Freie Landschaft Schweiz hat sich aktiv an der Konsultation beteiligt und nimmt die Ergebnisse mit Genugtuung zur Kenntnis. Die Weitsicht der meisten Kantone ist lobenswert. Der Verband ist der Ansicht, dass die Änderung keine Chance haben wird und fordert die sofortige Einstellung des Projekts.

Resultate der Vernehmlassung: Link

 

Keine industriellen Windkraftanlagen im Appenzellerland

Der Regierungsrat des Kantons Appenzell-Ausserrhoden lehnt den Richtplan Windenergie des Kantons Appenzell-Innerrhoden mit dem geplanten Windpark Honegg ab. Freie Landschaft Schweiz ist erfreut, dass die Ausserrhoder Regierung das hohe Gewicht des Landschaftsschutzes anerkennt und den Nachbarkanton auffordert, auf grosse industrielle Windkraftanlagen zu verzichten.
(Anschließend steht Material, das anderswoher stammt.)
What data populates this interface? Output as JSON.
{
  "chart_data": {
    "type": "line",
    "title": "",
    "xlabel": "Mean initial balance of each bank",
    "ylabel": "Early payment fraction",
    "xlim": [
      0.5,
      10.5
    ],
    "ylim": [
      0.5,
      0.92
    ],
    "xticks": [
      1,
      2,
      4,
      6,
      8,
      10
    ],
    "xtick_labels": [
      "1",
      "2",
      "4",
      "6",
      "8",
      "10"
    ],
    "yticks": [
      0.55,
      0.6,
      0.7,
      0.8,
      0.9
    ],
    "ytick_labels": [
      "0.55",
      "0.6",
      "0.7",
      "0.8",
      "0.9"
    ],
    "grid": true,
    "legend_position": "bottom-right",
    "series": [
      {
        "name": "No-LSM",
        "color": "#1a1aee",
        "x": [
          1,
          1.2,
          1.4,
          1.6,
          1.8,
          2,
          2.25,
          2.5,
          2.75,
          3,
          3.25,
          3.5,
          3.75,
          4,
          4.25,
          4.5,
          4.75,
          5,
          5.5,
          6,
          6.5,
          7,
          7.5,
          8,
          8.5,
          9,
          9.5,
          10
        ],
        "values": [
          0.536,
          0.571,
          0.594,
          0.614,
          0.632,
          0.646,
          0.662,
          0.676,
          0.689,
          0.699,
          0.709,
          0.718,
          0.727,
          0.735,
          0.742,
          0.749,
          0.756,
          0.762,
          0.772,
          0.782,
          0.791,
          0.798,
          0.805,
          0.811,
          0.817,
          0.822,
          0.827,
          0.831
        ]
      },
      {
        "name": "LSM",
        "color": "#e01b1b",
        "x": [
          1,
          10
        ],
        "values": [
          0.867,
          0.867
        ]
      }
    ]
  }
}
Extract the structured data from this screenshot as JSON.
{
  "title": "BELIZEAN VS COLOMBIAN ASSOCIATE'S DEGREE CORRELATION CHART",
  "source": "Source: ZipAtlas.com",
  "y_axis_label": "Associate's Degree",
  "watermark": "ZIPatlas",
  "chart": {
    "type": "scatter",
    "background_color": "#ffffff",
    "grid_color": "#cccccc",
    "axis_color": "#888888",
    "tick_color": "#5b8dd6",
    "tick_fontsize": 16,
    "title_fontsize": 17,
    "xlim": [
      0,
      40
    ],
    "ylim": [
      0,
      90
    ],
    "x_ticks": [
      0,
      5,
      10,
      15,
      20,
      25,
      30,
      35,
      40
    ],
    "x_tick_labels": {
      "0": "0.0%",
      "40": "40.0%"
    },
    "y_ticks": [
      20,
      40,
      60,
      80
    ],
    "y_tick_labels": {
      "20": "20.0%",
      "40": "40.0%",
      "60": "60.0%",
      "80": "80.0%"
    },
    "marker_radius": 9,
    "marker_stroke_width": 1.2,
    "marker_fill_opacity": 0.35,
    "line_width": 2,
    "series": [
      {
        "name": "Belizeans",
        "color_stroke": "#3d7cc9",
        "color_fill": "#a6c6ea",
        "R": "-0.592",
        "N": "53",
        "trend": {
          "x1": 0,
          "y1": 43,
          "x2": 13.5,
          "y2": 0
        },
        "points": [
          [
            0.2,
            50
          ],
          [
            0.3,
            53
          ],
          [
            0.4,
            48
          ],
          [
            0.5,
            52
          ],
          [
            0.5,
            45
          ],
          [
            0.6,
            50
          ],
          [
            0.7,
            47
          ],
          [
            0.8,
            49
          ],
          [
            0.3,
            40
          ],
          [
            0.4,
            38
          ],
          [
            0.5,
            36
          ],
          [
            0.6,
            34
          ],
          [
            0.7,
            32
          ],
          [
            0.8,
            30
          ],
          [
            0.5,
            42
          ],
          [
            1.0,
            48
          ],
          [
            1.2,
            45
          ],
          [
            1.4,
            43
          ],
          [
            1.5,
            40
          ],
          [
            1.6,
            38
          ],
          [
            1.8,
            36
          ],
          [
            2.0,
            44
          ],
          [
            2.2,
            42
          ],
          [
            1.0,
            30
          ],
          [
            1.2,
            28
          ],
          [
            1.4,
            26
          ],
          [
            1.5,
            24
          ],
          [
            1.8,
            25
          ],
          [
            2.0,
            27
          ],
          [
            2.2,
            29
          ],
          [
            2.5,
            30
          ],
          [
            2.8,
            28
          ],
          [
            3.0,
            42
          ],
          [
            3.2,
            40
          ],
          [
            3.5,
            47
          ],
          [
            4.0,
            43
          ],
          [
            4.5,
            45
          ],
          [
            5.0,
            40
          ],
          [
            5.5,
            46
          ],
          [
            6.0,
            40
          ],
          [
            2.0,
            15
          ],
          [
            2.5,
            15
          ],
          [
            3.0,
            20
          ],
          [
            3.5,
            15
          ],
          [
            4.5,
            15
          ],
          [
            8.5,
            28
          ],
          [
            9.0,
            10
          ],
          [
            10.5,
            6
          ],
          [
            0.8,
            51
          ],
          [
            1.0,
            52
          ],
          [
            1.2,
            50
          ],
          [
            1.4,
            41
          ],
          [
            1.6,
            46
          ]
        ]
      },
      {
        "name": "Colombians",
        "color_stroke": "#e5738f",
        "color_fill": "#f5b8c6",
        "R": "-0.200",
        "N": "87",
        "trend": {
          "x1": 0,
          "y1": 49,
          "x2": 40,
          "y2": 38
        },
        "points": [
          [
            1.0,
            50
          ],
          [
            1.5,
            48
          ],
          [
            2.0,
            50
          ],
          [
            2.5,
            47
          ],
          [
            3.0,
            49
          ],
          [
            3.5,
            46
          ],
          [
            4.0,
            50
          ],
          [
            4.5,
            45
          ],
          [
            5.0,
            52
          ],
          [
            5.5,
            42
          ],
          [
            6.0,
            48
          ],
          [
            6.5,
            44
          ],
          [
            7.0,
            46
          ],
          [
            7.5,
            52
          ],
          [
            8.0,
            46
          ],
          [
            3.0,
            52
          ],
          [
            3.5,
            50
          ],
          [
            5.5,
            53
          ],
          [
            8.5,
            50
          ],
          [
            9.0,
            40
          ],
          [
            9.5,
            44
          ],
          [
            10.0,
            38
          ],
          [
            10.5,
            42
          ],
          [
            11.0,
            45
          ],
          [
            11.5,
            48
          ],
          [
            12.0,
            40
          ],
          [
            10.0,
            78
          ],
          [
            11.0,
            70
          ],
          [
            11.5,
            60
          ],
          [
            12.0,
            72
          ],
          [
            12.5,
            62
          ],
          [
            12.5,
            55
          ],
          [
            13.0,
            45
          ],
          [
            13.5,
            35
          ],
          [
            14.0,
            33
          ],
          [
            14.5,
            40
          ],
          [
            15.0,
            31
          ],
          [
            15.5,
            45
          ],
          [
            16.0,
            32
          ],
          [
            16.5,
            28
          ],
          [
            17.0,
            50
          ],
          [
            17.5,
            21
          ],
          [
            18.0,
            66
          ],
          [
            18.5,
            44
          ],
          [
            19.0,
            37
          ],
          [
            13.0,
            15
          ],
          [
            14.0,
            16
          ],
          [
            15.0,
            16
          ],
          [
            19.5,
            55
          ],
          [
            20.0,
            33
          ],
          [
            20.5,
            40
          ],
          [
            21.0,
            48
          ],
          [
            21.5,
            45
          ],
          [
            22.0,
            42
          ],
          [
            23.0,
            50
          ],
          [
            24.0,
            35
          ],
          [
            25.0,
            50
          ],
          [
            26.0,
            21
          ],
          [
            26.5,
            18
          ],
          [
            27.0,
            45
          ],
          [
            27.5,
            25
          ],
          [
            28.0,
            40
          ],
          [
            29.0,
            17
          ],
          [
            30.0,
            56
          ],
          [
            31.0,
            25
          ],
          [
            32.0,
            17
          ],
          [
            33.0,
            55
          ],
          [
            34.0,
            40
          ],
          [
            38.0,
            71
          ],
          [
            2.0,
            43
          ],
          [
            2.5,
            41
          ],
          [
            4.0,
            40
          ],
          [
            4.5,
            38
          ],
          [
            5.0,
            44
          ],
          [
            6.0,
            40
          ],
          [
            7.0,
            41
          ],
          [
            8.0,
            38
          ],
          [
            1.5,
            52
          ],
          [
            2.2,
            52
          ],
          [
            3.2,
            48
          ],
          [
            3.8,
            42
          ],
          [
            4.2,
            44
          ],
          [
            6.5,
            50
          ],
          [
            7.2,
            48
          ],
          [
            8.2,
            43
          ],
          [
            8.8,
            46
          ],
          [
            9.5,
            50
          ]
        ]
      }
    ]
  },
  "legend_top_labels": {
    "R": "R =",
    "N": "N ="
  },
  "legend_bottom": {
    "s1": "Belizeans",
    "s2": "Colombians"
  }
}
Christof Sonderegger, (c) Appenzell.ch

Die Stellungnahme des Regierungsrates des Kantons Appenzell-Ausserrhoden AR hält fest, dass die Gebiete im Appenzellerland mit den  besten Windverhältnissen meist die grössten Konflikte mit dem Landschaftsschutz auslösen. Denn je exponierter die Lage, umso besser einsehbar sind die bis zu 200m hohen Windturbinen, welche an den windreichsten Standorten in der Ostschweiz nur rund 20% Effizienz aufweisen. Der Schaden an der Landschaft muss daher mit dem Nutzen der erneuerbaren Stromproduktion im Rahmen einer Interessenabwägung ins Verhältnis gesetzt werden.

Die Ausserrhoder Regierung kommt zum Schluss, dass die geplanten Windkraftanlagen in der Gemeinde Oberegg AI (Windpark Honegg – Oberfeld) unverhältnismässig stark mit dem Landschaftsschutz in Konflikt geraten würden. Damit hat der Kanton AR die transparente Interessenabwägung auf Richtplanstufe vorgenommen, wie es das Bundesgericht 2016 beim Windpark Schwyberg gefordert hat (1C_346/2014).

Gemäss eidgenössischem Raumplanungsgesetz müssen Windparks eine umfassende Interessenabwägung bestehen, um in einen Richtplan eingetragen zu werden. Erst dann können die Zonenänderung (Sonderzonen Wind) und die Baubewilligung beantragt werden. So herrscht Rechtssicherheit, da die Interessenabwägung nicht nach jahrelangem Rechtsstreit von einem Gericht vorgenommen wird, sondern von Anfang an transparent durch die zuständige Planungsbehörde.

Schliesslich stellt die Regierung des Kantons AR zu Recht fest, dass alternative Potentiale zur Nutzung erneuerbarer Energien vorhanden sind, welche wesentlich weniger Umweltschäden verursachen als die Windenergie. Insbesondere seien die Potential der Solarenergie und die Biomasse noch nicht ausgeschöpft.

Freie Landschaft Schweiz erwartet nun vom Kanton Appenzell-Innerrhoden die Ablehnung des Richtplans Windenergie und des Projektes Windpark Honegg. Der Nachbarkanton hat die Interessenabwägung bereits vorbildlich durchgeführt.